京都アニメーションは、何故大惨事になったのか?(その2)法の趣旨解釈の誤りかな

多くの報道やサイトでは、「今回の建物の違法性はない」というコメントが多いですが、その根拠は非常にあやふやです。3つの例を挙げると

■消防法上の違法性がないというコメントが多いようですが、建築の火災について、防火区画や排煙に関することは建築基準法です。テレビで「元東京消防庁の○口隆夫」という方が「法律違反はありません」と言っていましたが、これは消防法上のことに限ってだと思います。

■また、一般の方が、建物の避難ということで、建築基準法の「避難階段」の設置要件を調べて、避難階段の設置は5階縦以上の物件からと考えていますが、これは「避難階段」の設置要件であり、世の中の全ての階段が避難階段により避難するわけではありません。「避難階段」以外の階段でも安全に避難できるようにしなければならないのです。

■今回の、建築上の問題点は、「防火区画」の内「竪穴区画」(建築基準法施行令112条9)がしっかり確保されていなかったことです。

竪穴区画とは、ざっくり言うと、吹き抜けや階段などで上下階の空気がつながってしまうと、火災時の煙が全体に広がってしまうので、それを防ぐ区画が必要になるということです。

ですから、今回のような3層にまたがる階段の場合は、竪穴区画をつける必要があります。いくつかの緩和規定がありますが、今回はその緩和規定には当たりません。
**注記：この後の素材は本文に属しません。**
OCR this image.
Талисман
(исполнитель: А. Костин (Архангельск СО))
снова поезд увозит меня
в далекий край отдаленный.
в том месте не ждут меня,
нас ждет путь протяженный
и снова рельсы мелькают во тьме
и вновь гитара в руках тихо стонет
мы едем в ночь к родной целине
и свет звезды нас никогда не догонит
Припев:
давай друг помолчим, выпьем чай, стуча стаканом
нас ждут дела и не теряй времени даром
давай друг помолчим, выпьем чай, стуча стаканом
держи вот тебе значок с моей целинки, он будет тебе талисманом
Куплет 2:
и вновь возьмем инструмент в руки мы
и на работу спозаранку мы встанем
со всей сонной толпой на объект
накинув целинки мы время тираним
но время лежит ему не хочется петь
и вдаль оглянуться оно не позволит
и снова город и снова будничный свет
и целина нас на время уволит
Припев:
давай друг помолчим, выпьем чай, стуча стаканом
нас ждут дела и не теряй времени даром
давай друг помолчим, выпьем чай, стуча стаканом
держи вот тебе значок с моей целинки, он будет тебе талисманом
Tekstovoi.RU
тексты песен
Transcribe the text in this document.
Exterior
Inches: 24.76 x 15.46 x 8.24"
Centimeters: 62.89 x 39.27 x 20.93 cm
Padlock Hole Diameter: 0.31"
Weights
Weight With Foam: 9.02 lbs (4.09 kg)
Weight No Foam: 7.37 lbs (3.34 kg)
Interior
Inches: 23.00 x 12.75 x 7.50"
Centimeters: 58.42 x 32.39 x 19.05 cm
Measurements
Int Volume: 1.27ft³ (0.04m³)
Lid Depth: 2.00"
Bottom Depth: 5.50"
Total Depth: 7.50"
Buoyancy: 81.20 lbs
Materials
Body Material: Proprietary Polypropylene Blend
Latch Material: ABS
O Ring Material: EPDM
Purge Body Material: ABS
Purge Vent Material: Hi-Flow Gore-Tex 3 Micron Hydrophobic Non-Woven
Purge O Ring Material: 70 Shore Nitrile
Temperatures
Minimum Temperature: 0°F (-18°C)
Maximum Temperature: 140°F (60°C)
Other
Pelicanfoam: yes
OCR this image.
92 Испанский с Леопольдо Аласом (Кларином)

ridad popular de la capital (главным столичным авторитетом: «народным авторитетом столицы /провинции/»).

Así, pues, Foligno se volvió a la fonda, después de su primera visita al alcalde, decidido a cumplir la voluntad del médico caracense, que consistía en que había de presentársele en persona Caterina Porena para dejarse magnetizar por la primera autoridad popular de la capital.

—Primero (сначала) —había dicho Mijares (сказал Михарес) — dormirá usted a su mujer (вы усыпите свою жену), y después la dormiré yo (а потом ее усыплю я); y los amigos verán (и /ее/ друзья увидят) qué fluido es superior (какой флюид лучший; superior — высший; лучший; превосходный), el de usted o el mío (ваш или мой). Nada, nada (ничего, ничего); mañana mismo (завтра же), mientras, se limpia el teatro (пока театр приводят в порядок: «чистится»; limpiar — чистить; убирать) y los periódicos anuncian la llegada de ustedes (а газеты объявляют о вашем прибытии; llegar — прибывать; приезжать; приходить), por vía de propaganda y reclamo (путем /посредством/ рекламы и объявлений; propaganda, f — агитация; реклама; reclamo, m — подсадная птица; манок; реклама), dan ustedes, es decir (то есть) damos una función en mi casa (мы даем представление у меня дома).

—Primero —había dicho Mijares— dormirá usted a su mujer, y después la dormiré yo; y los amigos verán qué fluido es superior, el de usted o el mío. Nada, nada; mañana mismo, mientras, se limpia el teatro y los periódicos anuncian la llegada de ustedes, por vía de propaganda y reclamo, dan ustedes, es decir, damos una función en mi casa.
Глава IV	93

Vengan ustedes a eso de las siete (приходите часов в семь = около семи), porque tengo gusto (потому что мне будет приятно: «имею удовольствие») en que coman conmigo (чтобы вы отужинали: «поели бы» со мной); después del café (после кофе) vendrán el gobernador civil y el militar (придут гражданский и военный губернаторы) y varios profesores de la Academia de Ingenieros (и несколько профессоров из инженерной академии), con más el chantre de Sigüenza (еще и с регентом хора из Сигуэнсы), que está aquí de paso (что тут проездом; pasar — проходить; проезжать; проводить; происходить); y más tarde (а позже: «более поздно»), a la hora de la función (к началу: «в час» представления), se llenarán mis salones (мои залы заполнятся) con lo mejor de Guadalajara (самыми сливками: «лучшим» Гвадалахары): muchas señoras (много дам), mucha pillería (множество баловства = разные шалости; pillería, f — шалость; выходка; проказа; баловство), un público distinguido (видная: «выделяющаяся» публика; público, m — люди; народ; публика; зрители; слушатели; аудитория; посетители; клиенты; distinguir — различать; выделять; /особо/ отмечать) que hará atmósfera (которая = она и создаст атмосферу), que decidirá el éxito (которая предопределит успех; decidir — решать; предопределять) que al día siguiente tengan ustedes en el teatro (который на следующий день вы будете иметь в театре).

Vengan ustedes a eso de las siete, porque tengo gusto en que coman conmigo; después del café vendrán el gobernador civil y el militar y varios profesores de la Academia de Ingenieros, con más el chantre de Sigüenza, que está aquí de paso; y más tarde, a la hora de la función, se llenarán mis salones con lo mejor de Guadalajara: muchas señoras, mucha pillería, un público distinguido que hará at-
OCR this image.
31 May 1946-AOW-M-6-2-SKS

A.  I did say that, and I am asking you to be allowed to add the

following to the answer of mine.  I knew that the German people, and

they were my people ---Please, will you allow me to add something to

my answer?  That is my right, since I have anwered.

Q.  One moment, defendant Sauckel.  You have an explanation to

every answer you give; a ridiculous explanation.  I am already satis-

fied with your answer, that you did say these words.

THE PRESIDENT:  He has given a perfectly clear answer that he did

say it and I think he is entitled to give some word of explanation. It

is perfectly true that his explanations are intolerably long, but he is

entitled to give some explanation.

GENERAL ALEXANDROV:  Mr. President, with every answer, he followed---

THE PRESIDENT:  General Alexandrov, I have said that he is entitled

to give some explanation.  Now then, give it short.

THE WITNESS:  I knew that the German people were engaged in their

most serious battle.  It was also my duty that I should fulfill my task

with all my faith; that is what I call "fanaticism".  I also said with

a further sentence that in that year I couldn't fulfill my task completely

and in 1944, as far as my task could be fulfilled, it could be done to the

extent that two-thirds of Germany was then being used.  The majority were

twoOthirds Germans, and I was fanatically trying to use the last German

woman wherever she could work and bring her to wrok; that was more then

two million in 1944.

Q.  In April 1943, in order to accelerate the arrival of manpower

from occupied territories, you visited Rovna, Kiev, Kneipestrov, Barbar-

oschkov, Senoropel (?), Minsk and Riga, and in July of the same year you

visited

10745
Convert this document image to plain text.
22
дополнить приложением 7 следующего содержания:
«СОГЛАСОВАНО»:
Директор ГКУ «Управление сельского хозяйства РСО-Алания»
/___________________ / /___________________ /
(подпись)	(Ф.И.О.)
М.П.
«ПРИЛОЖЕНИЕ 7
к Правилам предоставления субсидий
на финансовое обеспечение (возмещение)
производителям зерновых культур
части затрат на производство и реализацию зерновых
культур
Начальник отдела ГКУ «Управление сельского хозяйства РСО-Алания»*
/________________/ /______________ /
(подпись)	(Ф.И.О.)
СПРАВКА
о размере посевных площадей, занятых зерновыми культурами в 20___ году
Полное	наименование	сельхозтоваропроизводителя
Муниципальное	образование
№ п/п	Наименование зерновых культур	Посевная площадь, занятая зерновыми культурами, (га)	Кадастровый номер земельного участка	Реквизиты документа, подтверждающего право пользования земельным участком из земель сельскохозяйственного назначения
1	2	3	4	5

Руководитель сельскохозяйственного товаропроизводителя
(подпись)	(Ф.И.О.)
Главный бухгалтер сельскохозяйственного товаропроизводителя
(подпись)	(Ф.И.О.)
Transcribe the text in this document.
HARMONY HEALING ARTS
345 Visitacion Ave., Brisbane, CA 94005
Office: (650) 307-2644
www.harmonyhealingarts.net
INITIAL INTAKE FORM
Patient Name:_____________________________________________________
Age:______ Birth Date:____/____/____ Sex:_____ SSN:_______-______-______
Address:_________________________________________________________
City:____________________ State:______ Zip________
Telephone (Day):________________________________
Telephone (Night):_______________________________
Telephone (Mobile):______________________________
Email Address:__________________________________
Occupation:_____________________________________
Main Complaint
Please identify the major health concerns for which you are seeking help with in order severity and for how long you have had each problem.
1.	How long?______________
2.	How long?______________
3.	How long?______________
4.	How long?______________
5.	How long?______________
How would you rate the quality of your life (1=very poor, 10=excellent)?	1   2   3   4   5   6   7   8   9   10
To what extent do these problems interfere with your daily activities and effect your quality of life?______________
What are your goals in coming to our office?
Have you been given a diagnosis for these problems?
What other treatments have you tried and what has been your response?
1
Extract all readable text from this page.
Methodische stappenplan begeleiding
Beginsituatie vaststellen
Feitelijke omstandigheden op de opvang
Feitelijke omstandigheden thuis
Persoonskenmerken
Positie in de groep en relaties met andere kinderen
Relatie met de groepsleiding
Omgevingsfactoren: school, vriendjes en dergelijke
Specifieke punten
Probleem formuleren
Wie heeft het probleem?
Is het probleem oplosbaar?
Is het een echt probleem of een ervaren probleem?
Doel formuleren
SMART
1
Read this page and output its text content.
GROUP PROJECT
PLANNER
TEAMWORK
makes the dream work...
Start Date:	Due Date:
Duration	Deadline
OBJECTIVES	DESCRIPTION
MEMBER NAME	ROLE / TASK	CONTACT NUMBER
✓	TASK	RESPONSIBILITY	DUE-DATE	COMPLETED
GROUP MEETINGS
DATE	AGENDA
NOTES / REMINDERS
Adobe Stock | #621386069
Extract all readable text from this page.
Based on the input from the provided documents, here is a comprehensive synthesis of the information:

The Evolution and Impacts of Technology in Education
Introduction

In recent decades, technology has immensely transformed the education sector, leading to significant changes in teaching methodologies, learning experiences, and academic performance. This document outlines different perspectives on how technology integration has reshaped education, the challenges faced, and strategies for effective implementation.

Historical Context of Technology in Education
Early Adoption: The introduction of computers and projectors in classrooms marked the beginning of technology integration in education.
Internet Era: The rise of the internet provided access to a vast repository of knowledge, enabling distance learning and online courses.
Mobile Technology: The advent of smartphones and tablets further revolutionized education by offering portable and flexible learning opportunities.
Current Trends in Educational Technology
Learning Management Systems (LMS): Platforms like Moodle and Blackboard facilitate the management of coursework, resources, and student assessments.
今回は、この竪穴区画の条文の裏技的解釈により、竪穴区画が免除されていると推察します。

裏技的な解釈とは。この規模の建物だと建物の耐火性能は「準耐火建築物」以上にしなければなりません。しかし「準耐火建築物」の中に「ロ準耐-2」という構造があり、主要構造部を「準耐火構造」より脆弱にすることで竪穴区画を免除できることになる。という解釈が可能になるのです。

これは、知っている人は知っているという裏技的解釈で、一級建築士でも知らない方も多いと思います。

問題の条文は、「竪穴区画」を規定している建築基準法施工例112条9の冒頭で、「主要構造部を準耐火構造とし、かつ、地下又は3階以上の階に居室を有する建築…」とあり、この階段部分を区画せよということなのですが、「主要構造部を準耐火構造」にしなければ区画しなくても良い。と読めてしまいます。ですから、準耐火構造よりも脆弱な耐火性能、例えば不燃程度、にすれば竪穴区画が免除されるという不思議な解釈が導かれてしまうのです。

でも、これは全くおかしな話で、「耐火性を脆弱にすることで避難経路の安全性を低くすることができる」緩和っておかしくありませんか?通常緩和とは、何か他の安全性が確認できるから、条文で必要なものを免除できるとういうのが常識なのではないのでしょうか?

建築基準法のほとんどは仕様規定です。仕様規定とは「こういう場合にこのような措置をしておけば良い。」という取り決めであり、「これだけの火災に危険性があるから、これだけの措置が必要」というような根拠に基づいたものではないのです。

ですから、今回のような裏技てきな法解釈がまかり通り、このような惨事につながったのだと思います。

ただ、法は法なので、裏技とはいえ違法ではないのです。今回のような物件の場合に限らず、趣旨から考えるとおかしい場合などは、合理的な検討が必要と考えます。例えば「煙の降下時間>避難時間」という数式で検証し、避難の安全性を担保するような手順を踏む必要があるのかもしれません。

これが、複雑になりすぎるのは申請業務が冗長になるので歓迎できませんが、少なくとも、確認申請の窓口で対応している担当者(設計者も検査する側も)が、法の趣旨を考えて避難安全の原理を理解したやり取りが必須だと思います。

何故こんな危険な建築が存在していたのか?という疑問の答えは、建築の確認審査の段階で、条文の裏技的な解釈で適合しているし、安全性の趣旨を理解しなかったことが原因と思います。